Bei dem selbsternannten "All-You-Need-Lieferservice" kosten Katzenfutter oder Pampers zwar ein Drittel mehr als im Supermarkt, dafür ist die Bestell-Hotline von Donnerstag bis Samstag von 21 bis 4 Uhr freigeschaltet - und kostenlos. Mit einer Auswahl an Spirituosen, Zigaretten und Tiefkühlpizzen kündigt der Bottle-Train an, "ein starkes Bedürfnis der Kunden" zu befriedigen. Über 2000 Produkte umfasse das Sortiment. Karten- oder Barzahlung, kein Mindestbestellwert. Sehr praktisch, wäre da nicht die Sache mit dem Zug.

Ein Lieferdienst, der nicht ins Haus liefert

Denn wer vom "Bottle-Train" beliefert werden will, der muss sich seine Bestellung selbst abholen - und zwar immer zur vollen Stunde. Fällt um zwei Uhr früh die spontane Entscheidung, eine leere Kiste Bier mit neuem Material zu befüllen, muss der Besteller eine Stunde später stets in der Fraunhoferstraße 22 vor der Post stehen und seine Lieferung nach Hause tragen. Das hört sich reichlich unpraktisch an. Ein Lieferdienst, der nicht ins Haus liefert - ist das im 21. Jahrhundert überhaupt ein Lieferdienst?

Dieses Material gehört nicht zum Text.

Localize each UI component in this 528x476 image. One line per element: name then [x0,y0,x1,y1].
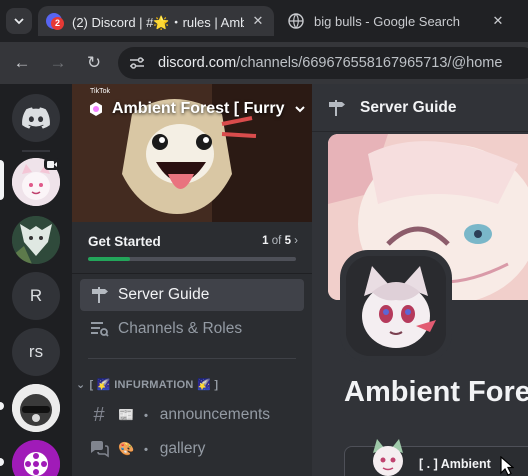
server-title: Ambient Fore [344,376,528,408]
channel-announcements[interactable]: # 📰 ・ announcements [80,399,304,431]
discord-logo-icon [22,107,50,129]
url-path: /channels/669676558167965713/@home [236,55,503,71]
channel-label: announcements [159,406,271,423]
tab-discord[interactable]: 2 (2) Discord | #🌟・rules | Ambie ✕ [38,6,274,36]
server-avatar-icon [12,216,60,264]
sidebar-divider [88,358,296,359]
signpost-icon [329,99,345,116]
server-film[interactable] [12,440,60,476]
server-separator [22,150,50,152]
progress-fill [88,257,130,261]
server-guide-label: Server Guide [118,286,210,303]
server-name-header[interactable]: Ambient Forest [ Furry [88,100,306,118]
selected-server-pill [0,160,4,200]
film-reel-icon [12,440,60,476]
dot-separator: ・ [138,408,154,425]
dot-separator: ・ [138,442,154,459]
video-badge-icon [44,158,60,170]
list-icon [88,319,110,339]
member-avatar-icon [373,439,403,476]
category-label: [ 🌠 INFURMATION 🌠 ] [89,379,219,391]
address-bar-row: ← → ↻ discord.com/channels/6696765581679… [0,42,528,84]
server-avatar-icon [12,384,60,432]
channel-gallery[interactable]: 🎨 ・ gallery [80,433,304,465]
server-rs[interactable]: rs [12,328,60,376]
server-boost-badge-icon [90,102,102,116]
main-header-title: Server Guide [360,98,457,116]
main-header: Server Guide [312,84,528,132]
server-r[interactable]: R [12,272,60,320]
chevron-down-icon [14,18,24,25]
server-banner[interactable]: TikTok Ambient Forest [ Furry [72,84,312,222]
forward-arrow-icon[interactable]: → [48,53,68,73]
globe-icon [288,13,304,29]
forum-icon [88,439,110,459]
address-bar[interactable]: discord.com/channels/669676558167965713/… [118,47,528,79]
unread-pill [0,402,4,410]
hash-icon: # [93,403,105,426]
getting-started-progress [88,257,296,261]
channel-sidebar: TikTok Ambient Forest [ Furry Get Starte… [72,84,312,476]
server-guide-item[interactable]: Server Guide [80,279,304,311]
reload-icon[interactable]: ↻ [84,53,104,73]
tab-google[interactable]: big bulls - Google Search ✕ [280,6,514,36]
url-host: discord.com [158,55,237,71]
server-wolf[interactable] [12,216,60,264]
notification-badge: 2 [51,17,64,30]
category-infurmation[interactable]: ⌄[ 🌠 INFURMATION 🌠 ] [76,378,218,391]
site-settings-icon[interactable] [128,56,146,70]
server-icon-large [340,250,452,362]
server-raccoon[interactable] [12,384,60,432]
discord-favicon-icon: 2 [46,13,64,30]
server-name: Ambient Forest [ Furry [112,100,285,117]
main-content: Server Guide Ambient Fore [.] Ambient [312,84,528,476]
chevron-down-icon [295,106,306,113]
tab-title: big bulls - Google Search [314,13,460,29]
unread-pill [0,458,4,466]
getting-started-panel[interactable]: Get Started 1 of 5 › [72,222,312,274]
channel-label: gallery [159,440,206,457]
channels-roles-label: Channels & Roles [118,320,243,337]
tab-bar: 2 (2) Discord | #🌟・rules | Ambie ✕ big b… [0,0,528,42]
channels-roles-item[interactable]: Channels & Roles [80,313,304,345]
back-arrow-icon[interactable]: ← [12,53,32,73]
screen: 2 (2) Discord | #🌟・rules | Ambie ✕ big b… [0,0,528,476]
signpost-icon [88,285,110,305]
member-name: [ . ] Ambient [419,457,491,471]
close-tab-icon[interactable]: ✕ [490,13,506,29]
mouse-cursor-icon [500,456,514,476]
tiktok-watermark: TikTok [90,88,110,95]
close-tab-icon[interactable]: ✕ [250,13,266,29]
discord-home-button[interactable] [12,94,60,142]
channel-emoji: 📰 [118,407,135,422]
server-avatar-icon [346,256,446,356]
server-list: R rs [0,84,72,476]
tab-title: (2) Discord | #🌟・rules | Ambie [72,14,244,30]
channel-emoji: 🎨 [118,441,135,456]
getting-started-label: Get Started [88,234,161,249]
chevron-down-icon: ⌄ [76,379,86,391]
tab-search-button[interactable] [6,8,32,34]
getting-started-count: 1 of 5 › [262,235,298,247]
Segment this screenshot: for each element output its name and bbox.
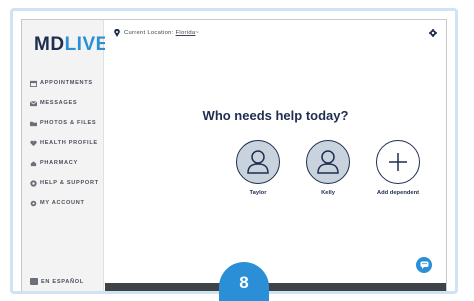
location-link[interactable]: Florida xyxy=(176,30,196,36)
sidebar-item-label: MESSAGES xyxy=(40,100,78,106)
location-pin-icon xyxy=(114,29,120,37)
mdlive-logo[interactable]: MDLIVE xyxy=(34,34,109,56)
avatar[interactable] xyxy=(306,140,350,184)
sidebar-item-label: PHARMACY xyxy=(40,160,78,166)
language-toggle[interactable]: EN ESPAÑOL xyxy=(30,278,84,285)
sidebar-item-help-support[interactable]: HELP & SUPPORT xyxy=(30,173,104,193)
language-label: EN ESPAÑOL xyxy=(41,278,84,285)
person-name: Taylor xyxy=(249,190,267,196)
bottom-bar xyxy=(105,283,446,291)
app-window: MDLIVE APPOINTMENTS MESSAGES PHOTOS & FI… xyxy=(21,19,447,291)
chat-bubble-icon xyxy=(420,261,428,269)
person-name: Add dependent xyxy=(376,190,420,196)
location-dropdown-indicator[interactable]: ~ xyxy=(195,30,199,36)
user-icon xyxy=(317,150,339,174)
page-title: Who needs help today? xyxy=(202,108,349,123)
person-name: Kelly xyxy=(321,190,335,196)
folder-icon xyxy=(30,121,37,126)
sidebar-item-my-account[interactable]: MY ACCOUNT xyxy=(30,193,104,213)
gear-icon xyxy=(30,200,37,206)
location-prefix: Current Location: xyxy=(124,30,174,36)
sidebar-item-pharmacy[interactable]: PHARMACY xyxy=(30,153,104,173)
sidebar-item-label: PHOTOS & FILES xyxy=(40,120,97,126)
sidebar-item-health-profile[interactable]: HEALTH PROFILE xyxy=(30,133,104,153)
calendar-icon xyxy=(30,80,37,87)
sidebar-item-messages[interactable]: MESSAGES xyxy=(30,93,104,113)
sidebar-nav: APPOINTMENTS MESSAGES PHOTOS & FILES HEA… xyxy=(30,73,104,213)
sidebar-item-appointments[interactable]: APPOINTMENTS xyxy=(30,73,104,93)
sidebar-item-photos-files[interactable]: PHOTOS & FILES xyxy=(30,113,104,133)
settings-gear-icon[interactable] xyxy=(429,29,437,37)
avatar[interactable] xyxy=(236,140,280,184)
sidebar-item-label: HELP & SUPPORT xyxy=(40,180,99,186)
person-card-kelly[interactable]: Kelly xyxy=(293,140,363,196)
current-location: Current Location: Florida ~ xyxy=(114,29,199,37)
sidebar-item-label: MY ACCOUNT xyxy=(40,200,85,206)
plus-icon xyxy=(389,153,407,171)
screenshot-frame: MDLIVE APPOINTMENTS MESSAGES PHOTOS & FI… xyxy=(10,8,458,294)
sidebar-item-label: HEALTH PROFILE xyxy=(40,140,98,146)
add-dependent-circle[interactable] xyxy=(376,140,420,184)
person-card-taylor[interactable]: Taylor xyxy=(223,140,293,196)
help-icon xyxy=(30,179,37,187)
sidebar-item-label: APPOINTMENTS xyxy=(40,80,93,86)
logo-text-main: MD xyxy=(34,34,65,55)
language-icon xyxy=(30,278,38,285)
envelope-icon xyxy=(30,100,37,106)
sidebar: MDLIVE APPOINTMENTS MESSAGES PHOTOS & FI… xyxy=(22,20,108,291)
logo-text-accent: LIVE xyxy=(64,34,109,55)
pharmacy-icon xyxy=(30,160,37,166)
patient-selector: Taylor Kelly Add dependent xyxy=(223,140,433,196)
heart-icon xyxy=(30,140,37,146)
user-icon xyxy=(247,150,269,174)
chat-button[interactable] xyxy=(416,257,432,273)
add-dependent-button[interactable]: Add dependent xyxy=(363,140,433,196)
main-content: Current Location: Florida ~ Who needs he… xyxy=(105,20,446,291)
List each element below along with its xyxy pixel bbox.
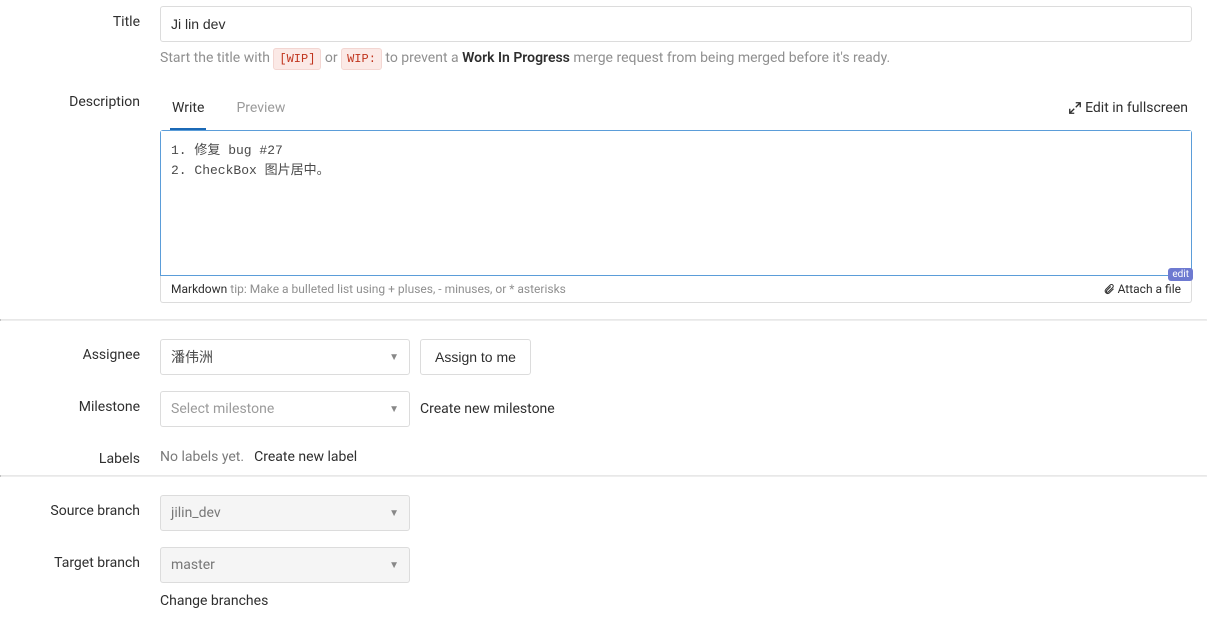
labels-empty-text: No labels yet. <box>160 449 244 465</box>
chevron-down-icon: ▼ <box>389 560 399 571</box>
description-textarea[interactable] <box>161 131 1191 271</box>
target-branch-select[interactable]: master ▼ <box>160 547 410 583</box>
source-branch-label: Source branch <box>0 495 160 531</box>
create-milestone-link[interactable]: Create new milestone <box>420 401 555 417</box>
title-hint: Start the title with [WIP] or WIP: to pr… <box>160 48 1192 70</box>
title-label: Title <box>0 6 160 70</box>
change-branches-link[interactable]: Change branches <box>160 593 268 609</box>
paperclip-icon <box>1103 283 1115 295</box>
chevron-down-icon: ▼ <box>389 352 399 363</box>
assignee-select[interactable]: 潘伟洲 ▼ <box>160 339 410 375</box>
milestone-select[interactable]: Select milestone ▼ <box>160 391 410 427</box>
expand-icon <box>1069 102 1081 114</box>
description-label: Description <box>0 86 160 303</box>
chevron-down-icon: ▼ <box>389 508 399 519</box>
description-tabs: Write Preview <box>160 86 287 130</box>
tab-write[interactable]: Write <box>170 86 206 130</box>
wip-pill-2: WIP: <box>341 48 382 70</box>
source-branch-select[interactable]: jilin_dev ▼ <box>160 495 410 531</box>
attach-file-link[interactable]: Attach a file <box>1103 282 1181 296</box>
assignee-label: Assignee <box>0 339 160 375</box>
milestone-label: Milestone <box>0 391 160 427</box>
wip-pill-1: [WIP] <box>273 48 321 70</box>
assign-to-me-button[interactable]: Assign to me <box>420 339 531 375</box>
tab-preview[interactable]: Preview <box>234 86 287 130</box>
edit-fullscreen-link[interactable]: Edit in fullscreen <box>1069 100 1192 116</box>
edit-badge: edit <box>1168 268 1193 281</box>
markdown-tip: Markdown tip: Make a bulleted list using… <box>171 282 566 296</box>
markdown-link[interactable]: Markdown <box>171 282 227 296</box>
labels-label: Labels <box>0 443 160 467</box>
chevron-down-icon: ▼ <box>389 404 399 415</box>
create-label-link[interactable]: Create new label <box>254 449 357 465</box>
title-input[interactable] <box>160 6 1192 42</box>
target-branch-label: Target branch <box>0 547 160 609</box>
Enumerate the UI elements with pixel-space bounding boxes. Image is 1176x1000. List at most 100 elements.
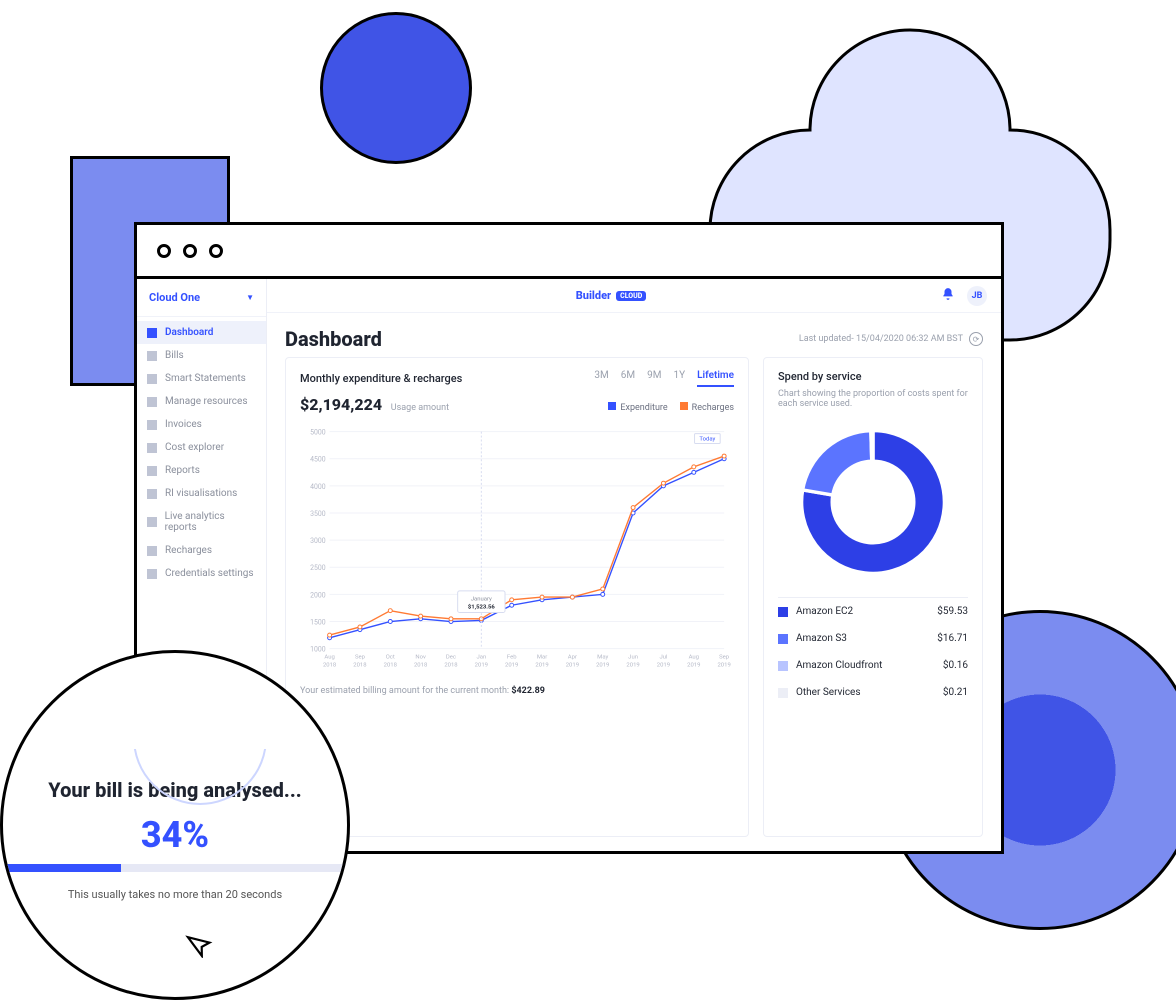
usage-amount: $2,194,224 [300, 395, 382, 414]
svg-text:Dec: Dec [446, 655, 456, 661]
window-dot [183, 244, 197, 258]
svg-text:Today: Today [699, 437, 715, 443]
svg-text:2019: 2019 [626, 662, 639, 668]
svg-text:5000: 5000 [310, 429, 326, 437]
progress-bar-fill [5, 864, 121, 872]
spend-title: Spend by service [778, 370, 968, 383]
donut-chart [788, 417, 958, 587]
nav-label: Smart Statements [165, 373, 246, 384]
svg-text:Feb: Feb [507, 655, 517, 661]
svg-text:1000: 1000 [310, 646, 326, 654]
sidebar-item-manage-resources[interactable]: Manage resources [137, 390, 266, 413]
range-3m[interactable]: 3M [594, 370, 608, 387]
svg-text:Mar: Mar [537, 655, 547, 661]
sidebar-item-ri-visualisations[interactable]: RI visualisations [137, 482, 266, 505]
legend-value: $0.21 [943, 687, 968, 698]
cursor-icon [184, 929, 218, 968]
nav-label: RI visualisations [165, 488, 237, 499]
legend-swatch [778, 688, 788, 698]
analysis-popup: Your bill is being analysed... 34% This … [0, 650, 350, 1000]
svg-text:Jun: Jun [628, 655, 638, 661]
window-tabbar [137, 225, 1001, 279]
legend-swatch [778, 634, 788, 644]
analysis-title: Your bill is being analysed... [48, 778, 301, 802]
legend-swatch [778, 607, 788, 617]
svg-text:2019: 2019 [505, 662, 518, 668]
sidebar-item-recharges[interactable]: Recharges [137, 539, 266, 562]
nav-icon [147, 546, 157, 556]
nav-label: Invoices [165, 419, 202, 430]
svg-text:Aug: Aug [324, 655, 334, 661]
svg-text:2018: 2018 [384, 662, 397, 668]
legend-label: Other Services [796, 687, 861, 698]
svg-text:Jan: Jan [476, 655, 486, 661]
legend-swatch [778, 661, 788, 671]
spend-legend-row: Amazon EC2$59.53 [778, 598, 968, 625]
range-lifetime[interactable]: Lifetime [697, 370, 734, 387]
expenditure-card: Monthly expenditure & recharges 3M 6M 9M 1Y… [285, 357, 749, 837]
nav-icon [147, 443, 157, 453]
range-1y[interactable]: 1Y [674, 370, 686, 387]
range-picker: 3M 6M 9M 1Y Lifetime [594, 370, 734, 387]
avatar[interactable]: JB [967, 286, 987, 306]
svg-text:2019: 2019 [687, 662, 700, 668]
nav-icon [147, 466, 157, 476]
nav-icon [147, 489, 157, 499]
svg-text:4500: 4500 [310, 456, 326, 464]
analysis-percent: 34% [48, 814, 301, 856]
svg-text:2019: 2019 [596, 662, 609, 668]
svg-text:Aug: Aug [689, 655, 699, 661]
svg-text:2018: 2018 [414, 662, 427, 668]
chart-legend: Expenditure Recharges [608, 402, 734, 413]
bell-icon[interactable] [941, 287, 955, 305]
svg-text:4000: 4000 [310, 483, 326, 491]
spend-desc: Chart showing the proportion of costs sp… [778, 389, 968, 409]
svg-text:2018: 2018 [323, 662, 336, 668]
progress-bar [5, 864, 345, 872]
range-9m[interactable]: 9M [647, 370, 661, 387]
nav-icon [147, 351, 157, 361]
svg-text:Apr: Apr [568, 655, 577, 661]
nav-label: Cost explorer [165, 442, 224, 453]
line-chart: 100015002000250030003500400045005000Aug2… [300, 420, 734, 680]
sidebar-item-dashboard[interactable]: Dashboard [137, 321, 266, 344]
sidebar-item-cost-explorer[interactable]: Cost explorer [137, 436, 266, 459]
nav-label: Bills [165, 350, 184, 361]
analysis-hint: This usually takes no more than 20 secon… [68, 888, 282, 901]
sidebar-item-smart-statements[interactable]: Smart Statements [137, 367, 266, 390]
sidebar-item-credentials-settings[interactable]: Credentials settings [137, 562, 266, 585]
sidebar-item-reports[interactable]: Reports [137, 459, 266, 482]
svg-text:2000: 2000 [310, 591, 326, 599]
nav-icon [147, 328, 157, 338]
main: Dashboard Last updated- 15/04/2020 06:32… [267, 279, 1001, 851]
org-picker[interactable]: Cloud One ▼ [137, 279, 266, 317]
spend-legend-row: Amazon S3$16.71 [778, 625, 968, 652]
svg-text:2019: 2019 [475, 662, 488, 668]
spend-legend-row: Amazon Cloudfront$0.16 [778, 652, 968, 679]
last-updated: Last updated- 15/04/2020 06:32 AM BST ⟳ [799, 332, 983, 346]
nav-label: Manage resources [165, 396, 248, 407]
legend-label: Amazon Cloudfront [796, 660, 882, 671]
sidebar-item-live-analytics-reports[interactable]: Live analytics reports [137, 505, 266, 539]
billing-footer: Your estimated billing amount for the cu… [300, 686, 734, 696]
brand-name: Builder [576, 289, 611, 302]
svg-text:1500: 1500 [310, 618, 326, 626]
expenditure-title: Monthly expenditure & recharges [300, 372, 462, 385]
window-dot [209, 244, 223, 258]
deco-circle [320, 12, 472, 164]
refresh-icon[interactable]: ⟳ [969, 332, 983, 346]
svg-text:2019: 2019 [657, 662, 670, 668]
legend-swatch-expenditure [608, 402, 616, 410]
svg-text:2500: 2500 [310, 564, 326, 572]
legend-value: $59.53 [937, 606, 968, 617]
nav-label: Recharges [165, 545, 212, 556]
svg-text:Sep: Sep [719, 655, 730, 661]
window-dot [157, 244, 171, 258]
svg-text:2019: 2019 [566, 662, 579, 668]
nav-label: Dashboard [165, 327, 213, 338]
svg-text:$1,523.56: $1,523.56 [468, 604, 495, 611]
range-6m[interactable]: 6M [621, 370, 635, 387]
legend-label: Amazon S3 [796, 633, 847, 644]
sidebar-item-bills[interactable]: Bills [137, 344, 266, 367]
sidebar-item-invoices[interactable]: Invoices [137, 413, 266, 436]
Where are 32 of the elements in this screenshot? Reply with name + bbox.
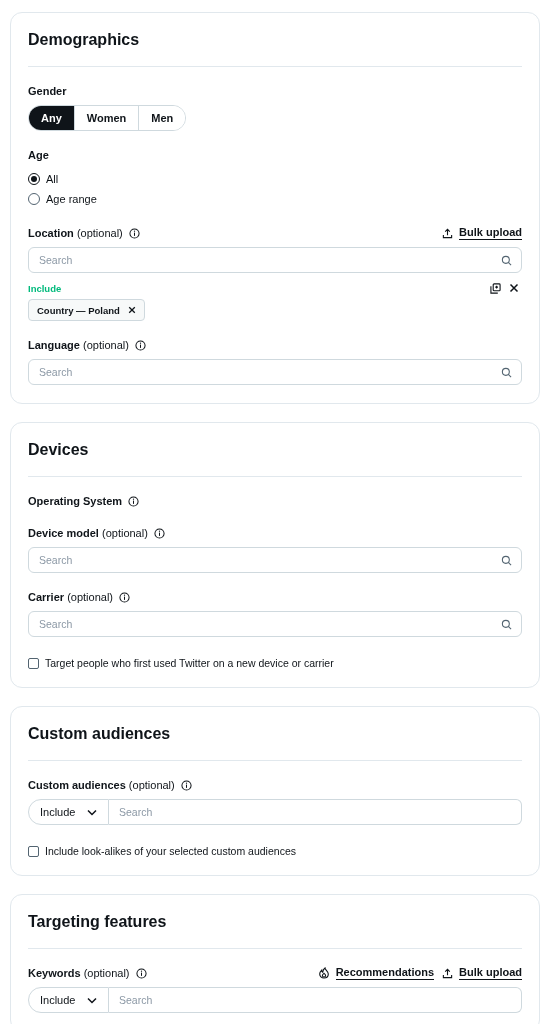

Doch man sollte sich nicht voreilig über dieses vermeintliche Paradoxon lustig machen. Zumal das Unternehmen bereits angekündigt hat, "in naher Zukunft" weitere Liefer-Stationen einrichten zu wollen. Und überhaupt: Beim "Bottle-Train" handelt es sich bereits dem Begriff nach nicht um ein Flaschen-Taxi, sondern um einen Zug. Und da war es schließlich schon immer so: Wer ihn nutzen will, der muss selbst zur Haltestelle kommen.